Spring Vote 2021 LD Options
Resolved: Hegemony is superior to the balance of power in international relations.
The Greek ἡγεμών, “hegemon,” is an ancient term-of-art dating back at least to the time of Alexander the Great. Hegemon translates from Greek to mean, “a leader, guide, commander, or chief,” and was applied to Alexander after his unification of Greece. It has since then be used by historians to describe any great power that commands their region in military, cultural, economic, and diplomatic terms. The greatest empires and leagues of history are all part of the conversation of hegemony: Persia, Rome, Mongolia, Britain, and the United States have all had their turn at hegemony, and the effects on the world have been tremendous: human civilization has flourished beneath the rule of hegemons because hegemons have an interest in peace, trade, infrastructure, and multiculturalism. There is therefore an ancient and influential school of thought in foreign policy that considers hegemony the best system for international relations.
However, hegemony also has influential critics. For centuries of European history, wars between the great powers were waged in the pursuit of hegemony. Napoleon’s France, Bismarck’s Germany, and Maria Theresa’s Austria all conquered, lost, and reconquered European territories over and over again. Even for the United States the pursuit of hegemony has led us towards military adventurism, expensive entanglements, and embarrassing reversals. There is therefore extensive room for both the Affirmative and the Negative to make arguments from morality, economics, national security, demography, human rights, culture, and other topics in defense of their side. This resolution is well balanced, topically robust, and very important for our students to understand as it is absolutely fundamental to foreign policy.
Resolved: In criminal justice it is more important to protect innocence than to punish guilt.
In criminal law, Blackstone’s Ratio says: it is better that ten guilty persons escape than that one innocent suffer. This basic idea strongly influenced western legal concepts like presumption and the fourth amendment.

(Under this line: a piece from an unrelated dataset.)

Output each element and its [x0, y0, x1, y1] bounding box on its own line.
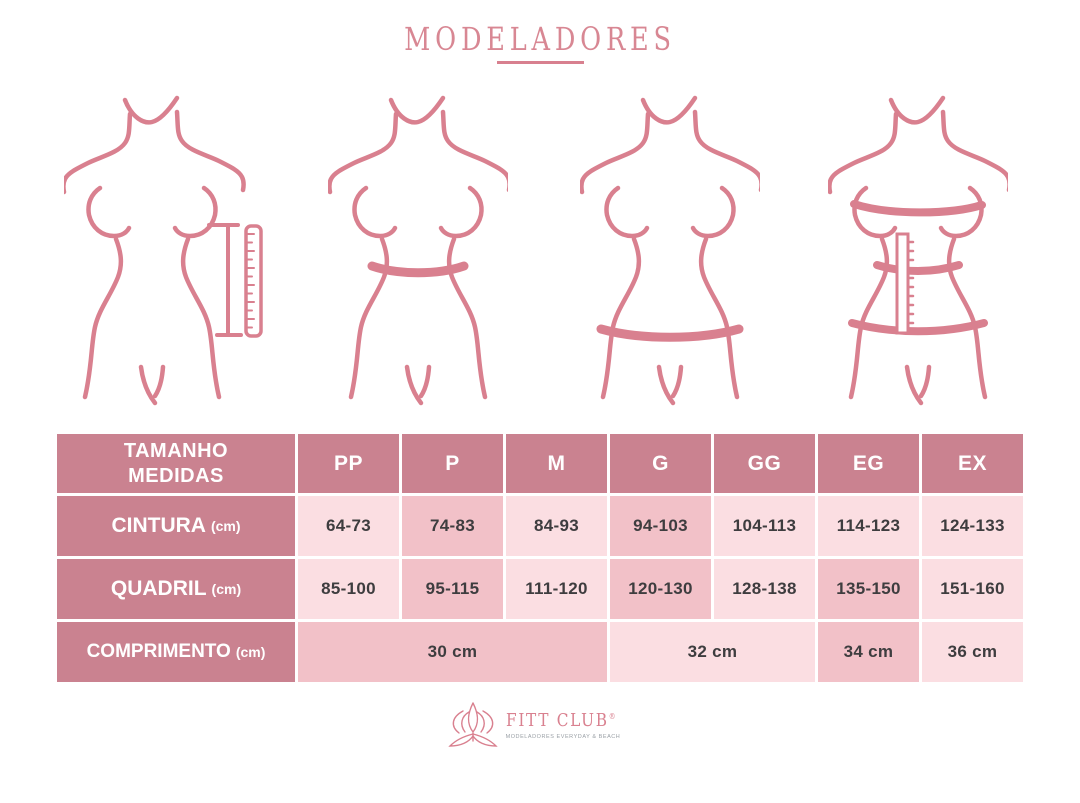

Yet, a system that seeks to protect innocence as its highest goal comes at a cost. Evidence that absolutely links a defendant to the crime may be tossed out of court if it was gathered without a warrant, for example. How much should the court system prioritize protecting the innocent, versus putting criminals behind bars? This resolution echoes a previous Stoa resolution (truth-seeking vs. individual privacy), but goes a step further by getting at the heart of the matter: should we prefer a system that makes it hard to accidentally convict an innocent person? Or one that ensures we punish the guilty?
Resolved: In the field of biomedical engineering, restraint ought to be prioritized over scientific advancement.
Medical advances over the last century have raised the average lifespan to an unthinkable degree for our forebears. The sequencing of the human genome, the emergence of CRISPER, and in vitro fertilization all represents stepping stones on the path to radical recontextualization of the possibilities of how humanity can shape the future of our species. But not all knowledge is beneficial let alone safe. This resolution encourages students to plumb the depths of the emerging ethical dilemmas around science’s power to reshape humanity.